On 10/17/22 18:21, Alex Williamson wrote:
> On Mon, 17 Oct 2022 13:54:03 +0300
> Andrey Ryabinin <arbn@yandex-team.com> wrote:
> 
>> These patches add possibility to pass VFIO device to QEMU using file
>> descriptors of VFIO container/group, instead of creating those by QEMU.
>> This allows to take away permissions to open /dev/vfio/* from QEMU and
>> delegate that to managment layer like libvirt.
>>
>> The VFIO API doen't allow to pass just fd of device, since we also need to have
>> VFIO container and group. So these patches allow to pass created VFIO container/group
>> to QEMU via command line/QMP, e.g. like this:
>>             -object vfio-container,id=ct,fd=5 \
>>             -object vfio-group,id=grp,fd=6,container=ct \
>>             -device vfio-pci,host=05:00.0,group=grp
> 
> This suggests that management tools need to become intimately familiar
> with container and group association restrictions for implicit
> dependencies, such as device AddressSpace.  We had considered this
> before and intentionally chosen to allow QEMU to manage that
> relationship.  Things like PCI bus type and presence of a vIOMMU factor
> into these relationships.
> 

This is already the case. These patches doesn't change much.
QEMU doesn't allow to adding device from one group to several address spaces.
So the management tool needs to know whether devices are in the same group or not
and whether QEMU will create separate address spaces for these devices or not.

E.g.
qemu-system-x86_64 -nodefaults -M q35,accel=kvm,kernel-irqchip=split \
        -device intel-iommu,intremap=on,caching-mode=on \
        -device vfio-pci,host=00:1f.3 \
        -device vfio-pci,host=00:1f.4 
qemu-system-x86_64: -device vfio-pci,host=00:1f.4: vfio 0000:00:1f.4: group 14 used in multiple address spaces

> In the above example, what happens in a mixed environment, for example
> if we then add '-device vfio-pci,host=06:00.0' to the command line?
> Isn't QEMU still going to try to re-use the container if it exists in
> the same address space? Potentially this device could also be a member
> of the same group.  How would the management tool know when to expect
> the provided fds be released?
> 

Valid point, container indeed will be reused and second device will occupy it.
But we could make new container instead. Using several containers in one address
space won't be a problem, right?
Of course several devices from same group won't be allowed to be added in mixed way.

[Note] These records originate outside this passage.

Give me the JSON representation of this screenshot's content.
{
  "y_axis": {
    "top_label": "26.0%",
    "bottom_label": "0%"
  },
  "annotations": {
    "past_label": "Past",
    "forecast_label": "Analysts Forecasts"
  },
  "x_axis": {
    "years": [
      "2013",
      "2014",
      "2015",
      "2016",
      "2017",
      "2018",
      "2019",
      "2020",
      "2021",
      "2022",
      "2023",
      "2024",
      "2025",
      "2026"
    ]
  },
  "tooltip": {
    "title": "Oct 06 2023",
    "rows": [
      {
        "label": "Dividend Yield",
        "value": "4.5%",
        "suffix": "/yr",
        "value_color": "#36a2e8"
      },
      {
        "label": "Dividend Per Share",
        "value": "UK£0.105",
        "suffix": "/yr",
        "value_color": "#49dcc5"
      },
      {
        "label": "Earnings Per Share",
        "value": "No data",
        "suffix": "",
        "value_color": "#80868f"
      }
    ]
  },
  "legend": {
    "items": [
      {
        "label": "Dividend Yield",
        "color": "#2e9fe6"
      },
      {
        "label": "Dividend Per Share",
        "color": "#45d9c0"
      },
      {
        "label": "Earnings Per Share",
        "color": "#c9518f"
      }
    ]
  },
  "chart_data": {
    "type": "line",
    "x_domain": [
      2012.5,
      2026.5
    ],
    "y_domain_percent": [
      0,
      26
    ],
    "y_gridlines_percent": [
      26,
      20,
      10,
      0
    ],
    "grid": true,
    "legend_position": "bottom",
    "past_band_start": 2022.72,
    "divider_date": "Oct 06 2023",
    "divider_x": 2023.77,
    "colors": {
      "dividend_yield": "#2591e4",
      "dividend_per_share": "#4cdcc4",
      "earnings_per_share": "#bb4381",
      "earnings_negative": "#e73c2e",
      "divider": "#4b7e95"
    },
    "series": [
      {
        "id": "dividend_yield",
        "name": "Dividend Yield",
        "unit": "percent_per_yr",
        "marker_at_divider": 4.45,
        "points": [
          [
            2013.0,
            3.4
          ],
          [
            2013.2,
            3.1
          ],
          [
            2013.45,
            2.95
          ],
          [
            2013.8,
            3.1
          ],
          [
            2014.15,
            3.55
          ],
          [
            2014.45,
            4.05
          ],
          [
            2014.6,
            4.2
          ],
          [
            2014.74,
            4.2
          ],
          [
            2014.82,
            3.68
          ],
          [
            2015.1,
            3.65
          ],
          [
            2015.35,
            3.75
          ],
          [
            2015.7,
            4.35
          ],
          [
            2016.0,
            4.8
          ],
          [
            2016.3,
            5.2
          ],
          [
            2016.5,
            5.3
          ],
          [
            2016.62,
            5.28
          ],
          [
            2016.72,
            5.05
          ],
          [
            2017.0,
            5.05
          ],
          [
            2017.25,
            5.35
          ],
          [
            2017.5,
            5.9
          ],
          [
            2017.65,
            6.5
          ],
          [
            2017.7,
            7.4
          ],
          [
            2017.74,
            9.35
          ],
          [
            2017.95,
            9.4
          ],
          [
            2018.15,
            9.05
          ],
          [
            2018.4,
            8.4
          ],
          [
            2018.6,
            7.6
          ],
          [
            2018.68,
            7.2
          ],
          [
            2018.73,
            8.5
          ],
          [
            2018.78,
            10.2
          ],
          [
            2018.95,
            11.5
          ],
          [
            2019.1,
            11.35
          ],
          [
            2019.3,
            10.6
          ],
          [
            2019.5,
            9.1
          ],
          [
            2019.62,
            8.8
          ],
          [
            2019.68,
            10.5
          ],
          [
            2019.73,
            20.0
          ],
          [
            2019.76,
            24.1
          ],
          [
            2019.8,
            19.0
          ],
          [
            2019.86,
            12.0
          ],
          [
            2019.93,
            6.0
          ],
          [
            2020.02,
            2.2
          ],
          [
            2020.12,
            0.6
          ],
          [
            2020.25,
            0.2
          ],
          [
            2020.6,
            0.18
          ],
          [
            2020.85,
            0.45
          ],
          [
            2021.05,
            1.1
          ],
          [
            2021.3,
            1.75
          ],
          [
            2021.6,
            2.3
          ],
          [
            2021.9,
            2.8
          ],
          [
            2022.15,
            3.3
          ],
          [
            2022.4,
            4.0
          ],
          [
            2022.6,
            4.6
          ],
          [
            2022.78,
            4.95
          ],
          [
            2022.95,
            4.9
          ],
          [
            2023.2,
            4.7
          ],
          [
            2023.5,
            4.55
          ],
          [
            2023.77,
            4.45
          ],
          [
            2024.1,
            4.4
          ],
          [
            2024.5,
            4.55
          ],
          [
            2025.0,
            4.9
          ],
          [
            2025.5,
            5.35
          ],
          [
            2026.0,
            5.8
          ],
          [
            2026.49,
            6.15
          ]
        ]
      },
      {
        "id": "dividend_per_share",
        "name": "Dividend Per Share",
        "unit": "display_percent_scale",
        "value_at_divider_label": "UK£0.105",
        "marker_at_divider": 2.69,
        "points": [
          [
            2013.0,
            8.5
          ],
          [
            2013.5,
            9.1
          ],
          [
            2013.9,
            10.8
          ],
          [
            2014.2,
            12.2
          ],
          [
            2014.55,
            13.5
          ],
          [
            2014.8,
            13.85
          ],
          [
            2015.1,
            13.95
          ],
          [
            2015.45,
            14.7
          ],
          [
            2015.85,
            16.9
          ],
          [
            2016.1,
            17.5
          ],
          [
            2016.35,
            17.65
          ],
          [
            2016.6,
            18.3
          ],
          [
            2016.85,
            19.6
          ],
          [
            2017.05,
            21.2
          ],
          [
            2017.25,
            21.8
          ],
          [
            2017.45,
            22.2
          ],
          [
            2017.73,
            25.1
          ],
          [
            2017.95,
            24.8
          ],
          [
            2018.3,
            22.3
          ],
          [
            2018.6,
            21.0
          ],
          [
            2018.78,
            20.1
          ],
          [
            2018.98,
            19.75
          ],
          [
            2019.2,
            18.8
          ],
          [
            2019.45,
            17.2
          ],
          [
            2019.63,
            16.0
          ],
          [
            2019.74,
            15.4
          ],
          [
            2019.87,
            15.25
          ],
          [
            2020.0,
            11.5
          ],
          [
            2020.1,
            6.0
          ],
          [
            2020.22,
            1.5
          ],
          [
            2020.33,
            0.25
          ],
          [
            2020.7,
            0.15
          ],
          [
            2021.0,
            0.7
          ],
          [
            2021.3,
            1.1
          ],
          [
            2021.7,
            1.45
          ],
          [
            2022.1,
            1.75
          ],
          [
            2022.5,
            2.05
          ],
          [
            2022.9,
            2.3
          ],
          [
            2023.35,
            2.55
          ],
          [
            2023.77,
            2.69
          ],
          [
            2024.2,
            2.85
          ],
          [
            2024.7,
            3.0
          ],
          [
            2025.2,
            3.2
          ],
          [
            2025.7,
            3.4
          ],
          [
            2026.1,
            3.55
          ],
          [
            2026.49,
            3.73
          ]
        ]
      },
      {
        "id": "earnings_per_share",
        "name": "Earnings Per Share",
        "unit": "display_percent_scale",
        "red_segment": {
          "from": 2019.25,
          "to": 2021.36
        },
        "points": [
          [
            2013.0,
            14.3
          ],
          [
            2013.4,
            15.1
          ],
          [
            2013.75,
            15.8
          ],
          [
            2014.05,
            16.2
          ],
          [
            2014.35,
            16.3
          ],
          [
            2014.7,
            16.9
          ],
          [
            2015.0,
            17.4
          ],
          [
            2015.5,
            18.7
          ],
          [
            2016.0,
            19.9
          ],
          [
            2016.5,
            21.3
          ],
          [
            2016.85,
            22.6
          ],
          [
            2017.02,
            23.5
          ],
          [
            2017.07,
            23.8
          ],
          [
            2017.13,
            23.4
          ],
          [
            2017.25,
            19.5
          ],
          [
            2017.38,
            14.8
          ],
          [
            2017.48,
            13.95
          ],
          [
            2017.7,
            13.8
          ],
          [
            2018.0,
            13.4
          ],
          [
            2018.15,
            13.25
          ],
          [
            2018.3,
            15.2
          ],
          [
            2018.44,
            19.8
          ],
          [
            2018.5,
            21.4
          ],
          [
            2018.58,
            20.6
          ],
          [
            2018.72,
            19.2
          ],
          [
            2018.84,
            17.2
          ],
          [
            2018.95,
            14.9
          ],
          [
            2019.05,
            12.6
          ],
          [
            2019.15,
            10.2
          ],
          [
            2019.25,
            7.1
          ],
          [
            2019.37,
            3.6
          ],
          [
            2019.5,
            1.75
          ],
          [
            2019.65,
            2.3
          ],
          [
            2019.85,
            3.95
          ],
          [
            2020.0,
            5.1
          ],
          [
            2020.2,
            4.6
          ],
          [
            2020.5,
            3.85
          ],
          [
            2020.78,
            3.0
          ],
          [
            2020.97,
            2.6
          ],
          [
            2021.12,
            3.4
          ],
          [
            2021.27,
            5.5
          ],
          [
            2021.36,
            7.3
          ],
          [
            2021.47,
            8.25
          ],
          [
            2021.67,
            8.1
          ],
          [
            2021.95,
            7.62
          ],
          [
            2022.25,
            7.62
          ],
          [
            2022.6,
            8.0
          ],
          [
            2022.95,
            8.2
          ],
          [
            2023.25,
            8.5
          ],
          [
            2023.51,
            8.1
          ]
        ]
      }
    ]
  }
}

> We also have an outstanding RFC for iommufd that already proposes an fd
> passing interface, where iommufd removes many of the issues of the vfio
> container by supporting multiple address spaces within a single fd
> context, avoiding the duplicate locked page accounting issues between
> containers, and proposing a direct device fd interface for vfio.  Why at
> this point in time would we choose to expand the QEMU vfio interface in
> this way?  Thanks,
> 

It sounds nice, but iommufd is new API which doesn't exist in any kernel yet.
These patches is something that can be used on existing, already deployed kernels.